Bear – Eon

Eon_Book_CoverI haven’t read any sci-fi since the 1960’s. After high school, I focused on non-fiction for 40 years to support my career. Now I’m exploring the genre again and Eon was one of the “catch-up” books on my list of hard sci-fi.

I was entertained by Eon, especially the first third. It made me remember how much fun it had been in the early days to imagine unfamiliar environments, both physical and social. In this tale, an enormous stone asteroid is in orbit around the Earth, and investigation has revealed that it’s hollow inside, containing the remnants of now-deserted Earthlike cities and agricultural lands. I was quite interested in how such a self-sustaining biosphere could be built and maintained, and curious about what happened to the original inhabitants.

But my interests were never quite satisfied.  The author does a lot of hand-waving to account for things, all of it imaginative, none of it compelling. Randomly selected examples:

“’…we don’t know whether the controls are built-in, static, or whether machines are still hard at work someplace.’ In the shadowy halls beyond the light strips on the second floor, she saw man-sized metallic cylinders arranged in rows, marching off into obscurity… ‘I feel like I’m on the Mary Celeste.’ ‘The comparison’s been made,’ Lanier said.” (p. 52)

Cylinders marching off into obscurity?  Is that simply the visual perspective effect, or is it supposed to be something else? What are the cylinders for?

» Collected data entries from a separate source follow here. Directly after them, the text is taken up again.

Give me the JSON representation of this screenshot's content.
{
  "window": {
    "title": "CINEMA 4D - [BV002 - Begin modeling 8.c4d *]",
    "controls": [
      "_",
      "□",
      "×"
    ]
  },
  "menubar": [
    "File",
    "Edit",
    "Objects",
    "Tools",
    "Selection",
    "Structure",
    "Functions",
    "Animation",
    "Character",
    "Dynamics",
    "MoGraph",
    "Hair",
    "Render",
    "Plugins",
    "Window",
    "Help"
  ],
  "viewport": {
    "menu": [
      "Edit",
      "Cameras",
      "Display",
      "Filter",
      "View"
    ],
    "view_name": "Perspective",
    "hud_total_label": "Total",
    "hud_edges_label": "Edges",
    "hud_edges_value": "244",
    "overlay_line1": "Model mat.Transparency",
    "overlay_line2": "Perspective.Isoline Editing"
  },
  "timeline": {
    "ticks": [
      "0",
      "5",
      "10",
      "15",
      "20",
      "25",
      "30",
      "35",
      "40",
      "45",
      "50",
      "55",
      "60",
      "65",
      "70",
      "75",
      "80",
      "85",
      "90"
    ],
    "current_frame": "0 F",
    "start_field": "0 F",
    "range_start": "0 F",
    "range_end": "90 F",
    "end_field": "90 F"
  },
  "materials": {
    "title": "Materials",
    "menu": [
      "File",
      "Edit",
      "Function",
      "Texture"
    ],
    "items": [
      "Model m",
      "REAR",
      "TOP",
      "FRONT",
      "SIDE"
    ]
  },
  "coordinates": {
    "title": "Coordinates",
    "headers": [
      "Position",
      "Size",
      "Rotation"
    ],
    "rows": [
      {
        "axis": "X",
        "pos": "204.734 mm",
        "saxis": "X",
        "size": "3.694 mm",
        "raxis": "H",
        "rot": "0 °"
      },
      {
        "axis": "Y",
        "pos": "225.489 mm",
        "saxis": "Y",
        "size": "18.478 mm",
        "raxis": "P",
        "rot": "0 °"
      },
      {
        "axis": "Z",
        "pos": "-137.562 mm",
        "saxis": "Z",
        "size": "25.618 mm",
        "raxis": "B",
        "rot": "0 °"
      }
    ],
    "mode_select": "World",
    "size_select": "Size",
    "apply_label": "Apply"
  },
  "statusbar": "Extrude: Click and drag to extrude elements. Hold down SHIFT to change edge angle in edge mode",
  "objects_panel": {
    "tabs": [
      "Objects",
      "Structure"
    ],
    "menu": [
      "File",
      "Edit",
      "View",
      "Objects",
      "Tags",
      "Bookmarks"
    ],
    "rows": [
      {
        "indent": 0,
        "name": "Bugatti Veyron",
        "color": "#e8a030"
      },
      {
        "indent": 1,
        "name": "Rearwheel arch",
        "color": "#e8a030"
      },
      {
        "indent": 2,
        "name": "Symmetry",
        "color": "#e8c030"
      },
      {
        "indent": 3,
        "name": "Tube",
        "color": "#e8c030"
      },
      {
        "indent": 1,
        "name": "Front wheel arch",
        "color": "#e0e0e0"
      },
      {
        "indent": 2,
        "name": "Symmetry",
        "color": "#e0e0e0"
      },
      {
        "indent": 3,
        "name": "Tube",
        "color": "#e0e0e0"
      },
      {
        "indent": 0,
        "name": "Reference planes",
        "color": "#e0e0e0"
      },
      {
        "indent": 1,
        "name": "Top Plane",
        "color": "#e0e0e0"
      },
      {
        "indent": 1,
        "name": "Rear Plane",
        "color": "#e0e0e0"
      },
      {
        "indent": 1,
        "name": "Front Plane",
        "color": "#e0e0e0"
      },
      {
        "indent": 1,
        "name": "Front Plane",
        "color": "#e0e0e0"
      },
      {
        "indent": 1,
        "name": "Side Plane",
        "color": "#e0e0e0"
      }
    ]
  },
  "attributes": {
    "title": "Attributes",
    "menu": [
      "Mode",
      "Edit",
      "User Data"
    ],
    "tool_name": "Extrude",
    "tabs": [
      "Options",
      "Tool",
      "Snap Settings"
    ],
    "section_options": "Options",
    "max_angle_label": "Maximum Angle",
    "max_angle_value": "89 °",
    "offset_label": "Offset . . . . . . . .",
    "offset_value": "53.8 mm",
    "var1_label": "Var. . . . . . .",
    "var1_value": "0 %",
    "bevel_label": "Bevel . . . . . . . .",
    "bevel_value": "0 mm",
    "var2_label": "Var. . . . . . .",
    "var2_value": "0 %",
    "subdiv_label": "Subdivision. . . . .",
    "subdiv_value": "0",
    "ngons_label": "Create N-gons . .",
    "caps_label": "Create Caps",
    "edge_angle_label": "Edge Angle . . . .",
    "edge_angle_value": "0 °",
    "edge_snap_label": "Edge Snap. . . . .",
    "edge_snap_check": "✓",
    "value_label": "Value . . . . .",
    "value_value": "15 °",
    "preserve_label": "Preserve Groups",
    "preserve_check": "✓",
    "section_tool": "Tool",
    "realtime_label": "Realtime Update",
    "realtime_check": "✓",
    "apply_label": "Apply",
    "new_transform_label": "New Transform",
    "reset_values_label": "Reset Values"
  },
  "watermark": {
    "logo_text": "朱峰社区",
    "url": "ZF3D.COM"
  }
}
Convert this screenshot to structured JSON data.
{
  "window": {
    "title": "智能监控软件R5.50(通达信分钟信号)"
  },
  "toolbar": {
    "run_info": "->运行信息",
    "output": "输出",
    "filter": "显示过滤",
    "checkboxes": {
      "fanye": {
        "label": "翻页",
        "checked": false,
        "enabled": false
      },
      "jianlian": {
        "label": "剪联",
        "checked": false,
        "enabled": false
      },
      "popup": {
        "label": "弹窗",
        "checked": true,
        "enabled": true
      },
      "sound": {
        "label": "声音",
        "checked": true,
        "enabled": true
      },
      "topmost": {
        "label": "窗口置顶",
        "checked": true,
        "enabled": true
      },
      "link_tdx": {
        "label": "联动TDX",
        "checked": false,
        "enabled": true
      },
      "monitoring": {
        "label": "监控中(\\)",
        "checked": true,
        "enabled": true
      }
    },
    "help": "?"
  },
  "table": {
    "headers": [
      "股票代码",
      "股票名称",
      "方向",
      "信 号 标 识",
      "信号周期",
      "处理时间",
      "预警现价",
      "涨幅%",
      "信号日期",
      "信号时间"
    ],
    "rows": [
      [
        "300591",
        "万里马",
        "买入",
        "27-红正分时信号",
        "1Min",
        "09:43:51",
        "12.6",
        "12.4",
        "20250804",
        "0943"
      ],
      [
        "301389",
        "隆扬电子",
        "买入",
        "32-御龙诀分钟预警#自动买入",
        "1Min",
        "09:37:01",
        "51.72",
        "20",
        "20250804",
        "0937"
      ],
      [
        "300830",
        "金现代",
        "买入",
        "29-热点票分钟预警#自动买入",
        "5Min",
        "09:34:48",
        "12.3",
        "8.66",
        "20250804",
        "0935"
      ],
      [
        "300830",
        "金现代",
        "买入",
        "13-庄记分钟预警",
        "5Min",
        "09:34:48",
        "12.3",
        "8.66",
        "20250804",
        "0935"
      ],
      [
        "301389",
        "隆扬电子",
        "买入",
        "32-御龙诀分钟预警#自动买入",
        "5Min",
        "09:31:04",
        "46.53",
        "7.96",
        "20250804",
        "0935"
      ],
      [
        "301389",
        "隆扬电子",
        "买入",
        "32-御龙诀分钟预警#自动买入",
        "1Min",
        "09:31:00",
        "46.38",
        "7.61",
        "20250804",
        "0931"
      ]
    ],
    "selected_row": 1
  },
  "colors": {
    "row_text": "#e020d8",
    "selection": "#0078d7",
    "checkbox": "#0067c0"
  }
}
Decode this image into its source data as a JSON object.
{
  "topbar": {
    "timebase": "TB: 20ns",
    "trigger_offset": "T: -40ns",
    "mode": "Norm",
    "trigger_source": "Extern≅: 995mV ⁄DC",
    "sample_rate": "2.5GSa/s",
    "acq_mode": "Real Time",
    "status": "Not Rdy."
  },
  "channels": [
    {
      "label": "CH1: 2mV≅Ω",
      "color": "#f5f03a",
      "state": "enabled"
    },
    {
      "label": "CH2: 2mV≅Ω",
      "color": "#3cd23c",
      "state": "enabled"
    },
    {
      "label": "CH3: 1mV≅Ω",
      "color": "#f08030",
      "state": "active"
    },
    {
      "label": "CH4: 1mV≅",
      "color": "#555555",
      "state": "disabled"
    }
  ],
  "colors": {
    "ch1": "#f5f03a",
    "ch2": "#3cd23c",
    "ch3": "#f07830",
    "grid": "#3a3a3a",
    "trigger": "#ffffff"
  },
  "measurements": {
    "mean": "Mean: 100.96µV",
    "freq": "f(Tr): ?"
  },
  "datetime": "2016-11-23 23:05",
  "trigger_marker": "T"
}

No explanation is offered, although the author is obsessed with cylindricality throughout the novel.

Later, we find that one of the interior spaces is far larger than the exterior structure, a mathematical puzzle of spatial geometry that is never explained, perhaps because no explanation is possible (the main character is a geometrical mathematician). So again, while the concept is interesting, a container bigger on the inside than on the outside, what’s the point of introducing it without explanation, except for a  ‘golly-gee-whiz’ effect?

I found the same superficiality of description to be frustrating even in small things. For example, the main character approaches a chair but finds…”There was something unusual about the chair. A small cylinder was mounted horizontally in the middle of the seat, fitting with some discomfort between her buttocks. There might have been cushions at one time covering the cylinder – or perhaps the chair created its own cushion when powered up.” (p. 53).

Knowing what I do about human buttocks, I simply cannot visualize this chair or how one might sit on it, magical self-created cushions or not. There is no followup on the chair. It has no importance in the scene or the story and I can’t understand why it was ever mentioned. The whole book is like that.

Characters are described with about the same degree of care. Mostly stereotypes, all very similar, their mentality seems universally adolescent and dialog does nothing to develop them. Virtually all dialog performs only narrative exposition, people declaring to each other facts and backstory.

What about dramatic development? There is some, but most of it is derived from cold war politics that prevailed when the book was written (1980’s). The Russian scientists are duplicitous and belligerent and eventually take over the scientific project. Why? Because they’re Russians. No other reason.

Inside the deserted library of the deserted asteroid world, the main character discovers (by waltzing in on her first day and selecting just the right book), that the asteroid is from the future, and that future history says there will be a cataclysmic nuclear war on earth in only two weeks. Nobody saw that coming. Can our heroine use her advanced spatial-geometric mathematics to change the course of history and save the earth? The question is risible.

But even the end is not the end. The story goes on and on and on, with random events, unmotivated actions, unexplained phenomena, twisting and turning until you can’t even remember who the cast members are or what the story line was supposed to be. At least that was my reaction.

This is, or was, a very popular example of hard sci-fi, in which the author stays close to believable or plausible reality as we know it. Credulity can be stretched, as it was severely in this case, but no fairies or dragons are allowed. Cosmological wormholes were all the rage back in the 1980’s so that’s probably why they substitute for magic in this tale.

It was kind of fun to imagine a counterfactual world, but only for a couple of hours. Neither the writing, nor the story itself, were strong enough to justify why I might care about this world. I came away surprised that this is an example of successful hard sci-fi. Of course it is only one book on a long list and maybe not the best choice to start with. Still, I have to say, it isn’t what I expected.

Bear, Greg, (1985). Eon. New York: Doherty, 503 pp.